Businesses like movie theaters, zoos, museums, gyms, fitness centers, hotels (for tourism and individual travel), campgrounds and outdoor recreation will be able to reopen on the Central Coast soon.
San Luis Obispo, Santa Barbara and Ventura counties have all met criteria for advanced Stage 2 reopening. The counties can move into Stage 3 at their own pace, based on their ability to contain and treat the coronavirus, according to guidance released by the California Department of Public Health.
The state said it is leaving the choice to reopen certain industries to each county’s officials.
But it’s good news for Gold’s Gym SoCal, which opened a location in Oxnard just a few weeks before the entire state went into lockdown. During the break, Gold’s Gym put members’ accounts into a freeze, so that members weren’t being charged for services they weren’t able to use, and led virtual fitness courses through Instagram.
With state regulations lifting, the Gold’s Gym SoCal locations in Simi Valley, Thousand Oaks and Oxnard will all be able to reopen, with limited hours. From Monday to Friday, the gyms will be open from 6 a.m. to 9 p.m., with weekend hours from 7 a.m. to 5 p.m.

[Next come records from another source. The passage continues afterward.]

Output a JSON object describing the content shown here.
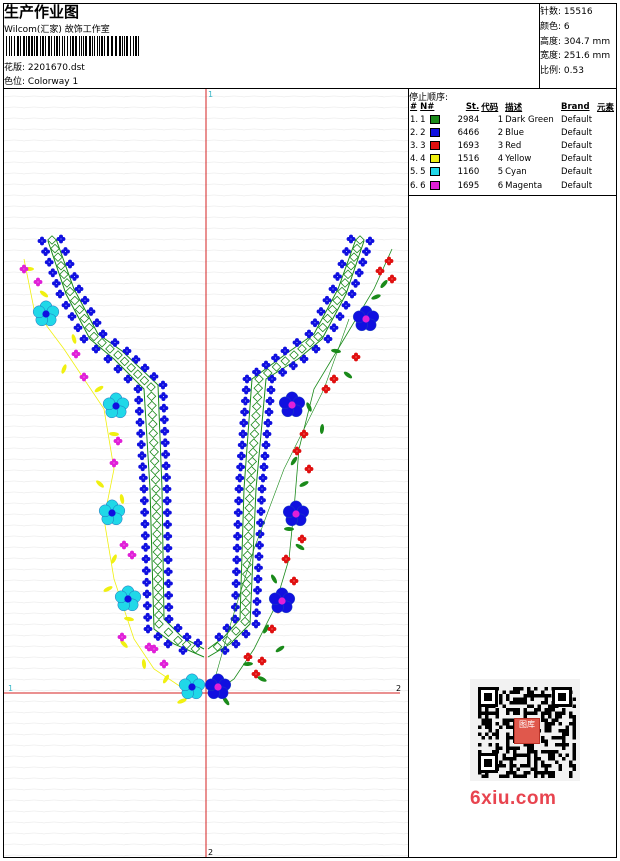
{
  "header": {
    "title": "生产作业图",
    "company": "Wilcom(汇家) 故饰工作室",
    "design_label": "花版:",
    "design_value": "2201670.dst",
    "colorway_label": "色位:",
    "colorway_value": "Colorway 1"
  },
  "specs": [
    {
      "label": "针数:",
      "value": "15516"
    },
    {
      "label": "颜色:",
      "value": "6"
    },
    {
      "label": "高度:",
      "value": "304.7 mm"
    },
    {
      "label": "宽度:",
      "value": "251.6 mm"
    },
    {
      "label": "比例:",
      "value": "0.53"
    }
  ],
  "stop_sequence": {
    "title": "停止顺序:",
    "columns": [
      "#",
      "N#",
      "St.",
      "代码",
      "描述",
      "Brand",
      "元素"
    ],
    "rows": [
      {
        "idx": "1.",
        "n": "1",
        "color": "#1a8a1a",
        "st": "2984",
        "code": "1",
        "desc": "Dark Green",
        "brand": "Default"
      },
      {
        "idx": "2.",
        "n": "2",
        "color": "#1010e0",
        "st": "6466",
        "code": "2",
        "desc": "Blue",
        "brand": "Default"
      },
      {
        "idx": "3.",
        "n": "3",
        "color": "#e01010",
        "st": "1693",
        "code": "3",
        "desc": "Red",
        "brand": "Default"
      },
      {
        "idx": "4.",
        "n": "4",
        "color": "#f0f010",
        "st": "1516",
        "code": "4",
        "desc": "Yellow",
        "brand": "Default"
      },
      {
        "idx": "5.",
        "n": "5",
        "color": "#20d8e8",
        "st": "1160",
        "code": "5",
        "desc": "Cyan",
        "brand": "Default"
      },
      {
        "idx": "6.",
        "n": "6",
        "color": "#e020d8",
        "st": "1695",
        "code": "6",
        "desc": "Magenta",
        "brand": "Default"
      }
    ]
  },
  "axis_labels": {
    "top": "1",
    "bottom": "2",
    "left": "1",
    "right": "2"
  },
  "qr_seal_text": "图库",
  "watermark": "6xiu.com",
  "colors": {
    "dark_green": "#1a8a1a",
    "blue": "#1010e0",
    "red": "#e01010",
    "yellow": "#f0f010",
    "cyan": "#20d8e8",
    "magenta": "#e020d8",
    "axis": "#d42020"
  }
}
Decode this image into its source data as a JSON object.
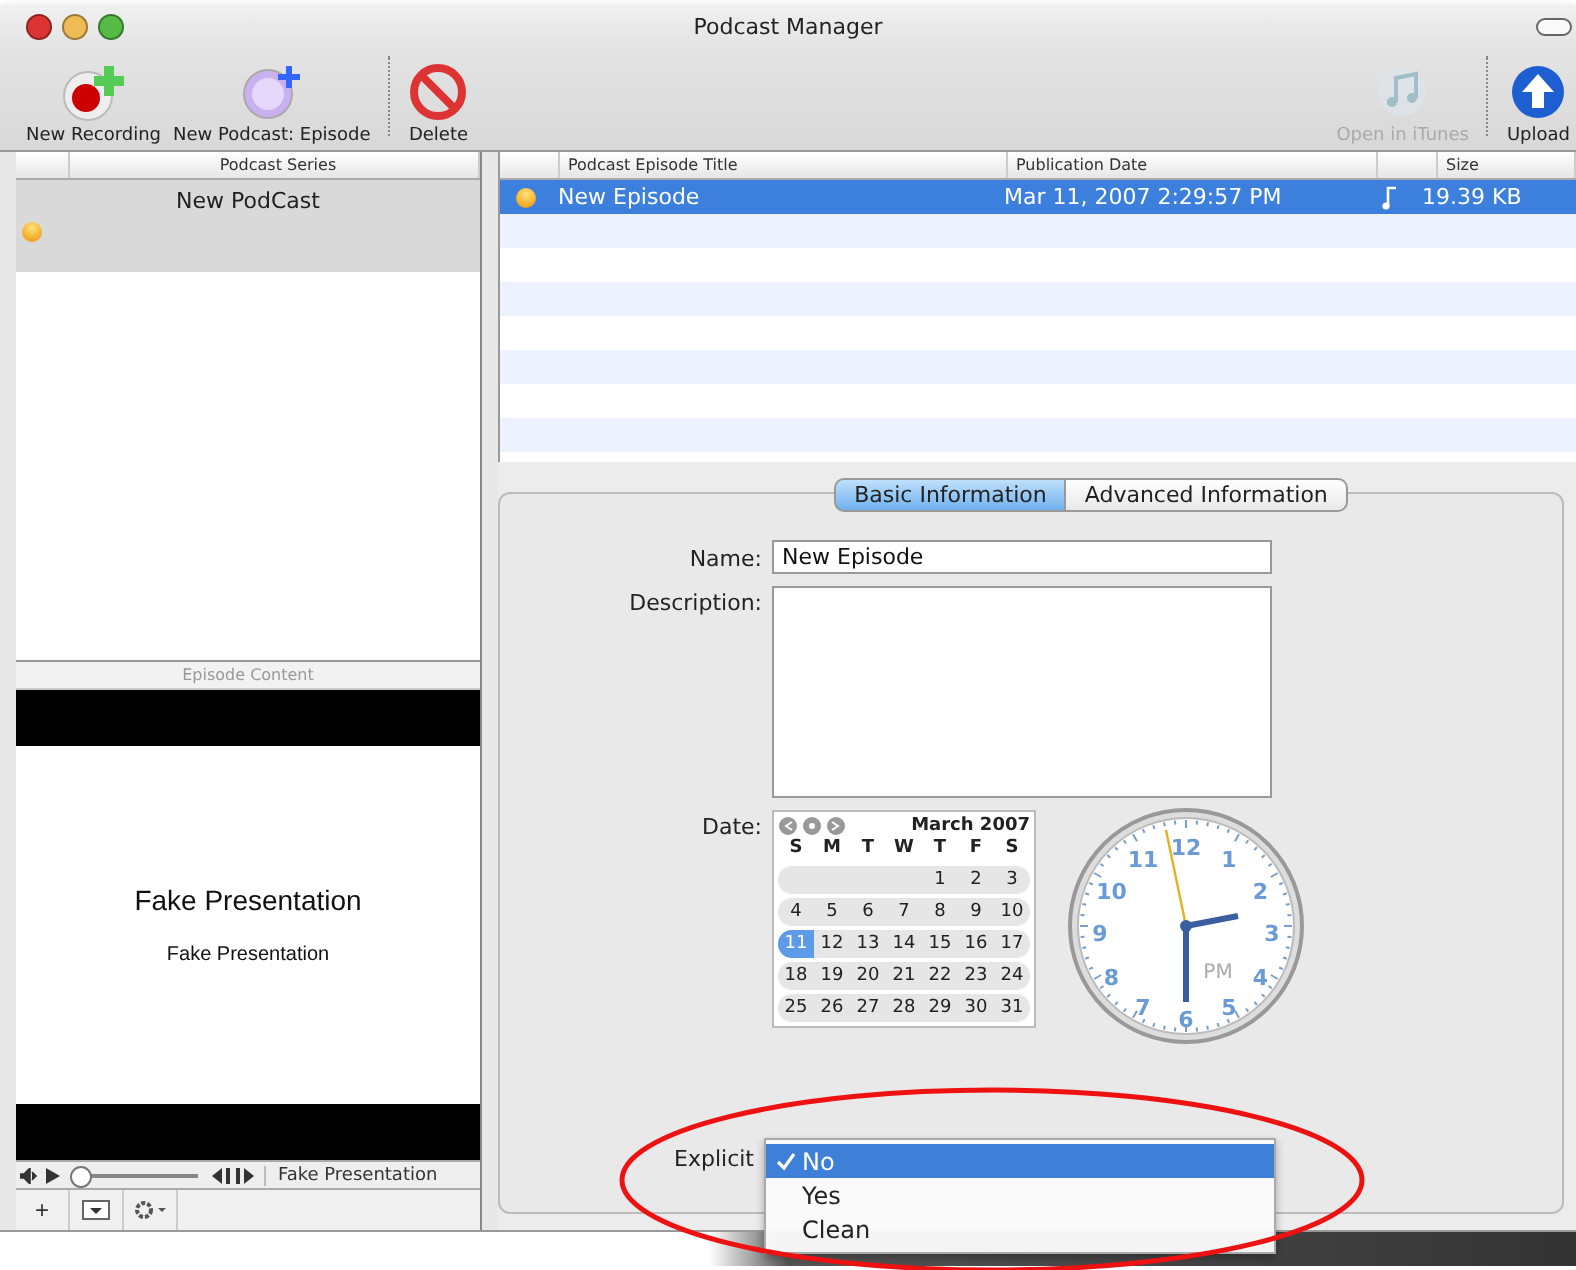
{
  "window": {
    "title": "Podcast Manager"
  },
  "toolbar": {
    "buttons": [
      {
        "label": "New Recording",
        "kind": "record",
        "disabled": false
      },
      {
        "label": "New Podcast: Episode",
        "kind": "episode",
        "disabled": false
      },
      {
        "label": "Delete",
        "kind": "delete",
        "disabled": false
      },
      {
        "label": "Open in iTunes",
        "kind": "itunes",
        "disabled": true
      },
      {
        "label": "Upload",
        "kind": "upload",
        "disabled": false
      }
    ]
  },
  "series_table": {
    "columns": [
      "Podcast Series"
    ],
    "rows": [
      {
        "title": "New PodCast",
        "selected": true
      }
    ]
  },
  "episode_table": {
    "columns": [
      "Podcast Episode Title",
      "Publication Date",
      "Size"
    ],
    "rows": [
      {
        "title": "New Episode",
        "date": "Mar 11, 2007 2:29:57 PM",
        "size": "19.39 KB",
        "selected": true
      }
    ]
  },
  "episode_content": {
    "header": "Episode Content",
    "slide_title": "Fake Presentation",
    "slide_subtitle": "Fake Presentation",
    "player": {
      "level": 0,
      "label": "Fake Presentation"
    },
    "bottom_bar": {
      "add": "+"
    }
  },
  "tabs": [
    {
      "label": "Basic Information",
      "selected": true
    },
    {
      "label": "Advanced Information",
      "selected": false
    }
  ],
  "form": {
    "name_label": "Name:",
    "name_value": "New Episode",
    "description_label": "Description:",
    "date_label": "Date:",
    "calendar": {
      "month": "March 2007",
      "weekdays": [
        "S",
        "M",
        "T",
        "W",
        "T",
        "F",
        "S"
      ],
      "weeks": [
        [
          {
            "d": "1",
            "selected": false
          },
          {
            "d": "2",
            "selected": false
          },
          {
            "d": "3",
            "selected": false
          }
        ],
        [
          {
            "d": "4",
            "selected": false
          },
          {
            "d": "5",
            "selected": false
          },
          {
            "d": "6",
            "selected": false
          },
          {
            "d": "7",
            "selected": false
          },
          {
            "d": "8",
            "selected": false
          },
          {
            "d": "9",
            "selected": false
          },
          {
            "d": "10",
            "selected": false
          }
        ],
        [
          {
            "d": "11",
            "selected": true
          },
          {
            "d": "12",
            "selected": false
          },
          {
            "d": "13",
            "selected": false
          },
          {
            "d": "14",
            "selected": false
          },
          {
            "d": "15",
            "selected": false
          },
          {
            "d": "16",
            "selected": false
          },
          {
            "d": "17",
            "selected": false
          }
        ],
        [
          {
            "d": "18",
            "selected": false
          },
          {
            "d": "19",
            "selected": false
          },
          {
            "d": "20",
            "selected": false
          },
          {
            "d": "21",
            "selected": false
          },
          {
            "d": "22",
            "selected": false
          },
          {
            "d": "23",
            "selected": false
          },
          {
            "d": "24",
            "selected": false
          }
        ],
        [
          {
            "d": "25",
            "selected": false
          },
          {
            "d": "26",
            "selected": false
          },
          {
            "d": "27",
            "selected": false
          },
          {
            "d": "28",
            "selected": false
          },
          {
            "d": "29",
            "selected": false
          },
          {
            "d": "30",
            "selected": false
          },
          {
            "d": "31",
            "selected": false
          }
        ]
      ]
    },
    "clock": {
      "numbers": [
        "12",
        "1",
        "2",
        "3",
        "4",
        "5",
        "6",
        "7",
        "8",
        "9",
        "10",
        "11"
      ],
      "period": "PM"
    },
    "explicit_label": "Explicit",
    "explicit_options": [
      {
        "label": "No",
        "selected": true
      },
      {
        "label": "Yes",
        "selected": false
      },
      {
        "label": "Clean",
        "selected": false
      }
    ]
  }
}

Other parts of the economy are also getting a boost from the relaxed regulations. Of the industries allowed to reopen, hotels were never really closed – in fact, they were left open to allow essential workers to rent rooms and prevent them from taking the disease home to vulnerable loved ones — but the state is now specifically giving people the OK to start traveling again for tourism.
Counties have also started lifting their own limitations on tourism. In San Luis Obispo County, the county restricted short-term lodging facilities and vacation rentals to half capacity ahead of the Memorial Day weekend, in hopes that the measure would help the area avoid a boost in COVID-19 cases brought by people visiting from out of town.
The measure didn’t entirely work. Dr. Penny Borenstein, the SLO County public health officer, said there was a surge of visitors anyway. Still, as the county has kept its COVID-19 numbers low regardless, she announced in a press briefing June 5 that the county would be lifting the restriction.
Being able to move into Stage 3 was welcome news for an industry that has been hit particularly hard by the shutdown. Kathy Janega-Dykes, president and CEO of Visit Santa Barbara, said that at least half of the region’s tourism workforce was laid off or furloughed because of the pandemic. She estimated that tourism supported more than 13,000 jobs in the area, which means at least 6,500 people working in restaurants, wineries, arts and entertainment venues were affected.
“Tourism reopening means many of our neighbors, colleagues and friends can get back to earning a living and doing what they love — and it gives our struggling businesses a fighting chance to survive,” Janega-Dykes said in an email. “With the state now allowing leisure travel to resume, we have a real opportunity to salvage the summer tourism season.”
Being allowed to open doesn’t mean all businesses will be back at the same time. Outdoor and indoor malls were able to reopen their doors last week, as state regulations relaxed, but Pacific View Mall in Ventura stayed largely closed. It announced it was reopening on June 10, with a limited number of stores available for shopping and dining.
Another Central Coast mall, Paseo Nuevo, reopened on June 1, but with limited hours and stores open. To ensure people can safely visit the mall, Paseo Nuevo has added several hand sanitizer stations, and changed the configurations of eating areas to better accommodate social distancing.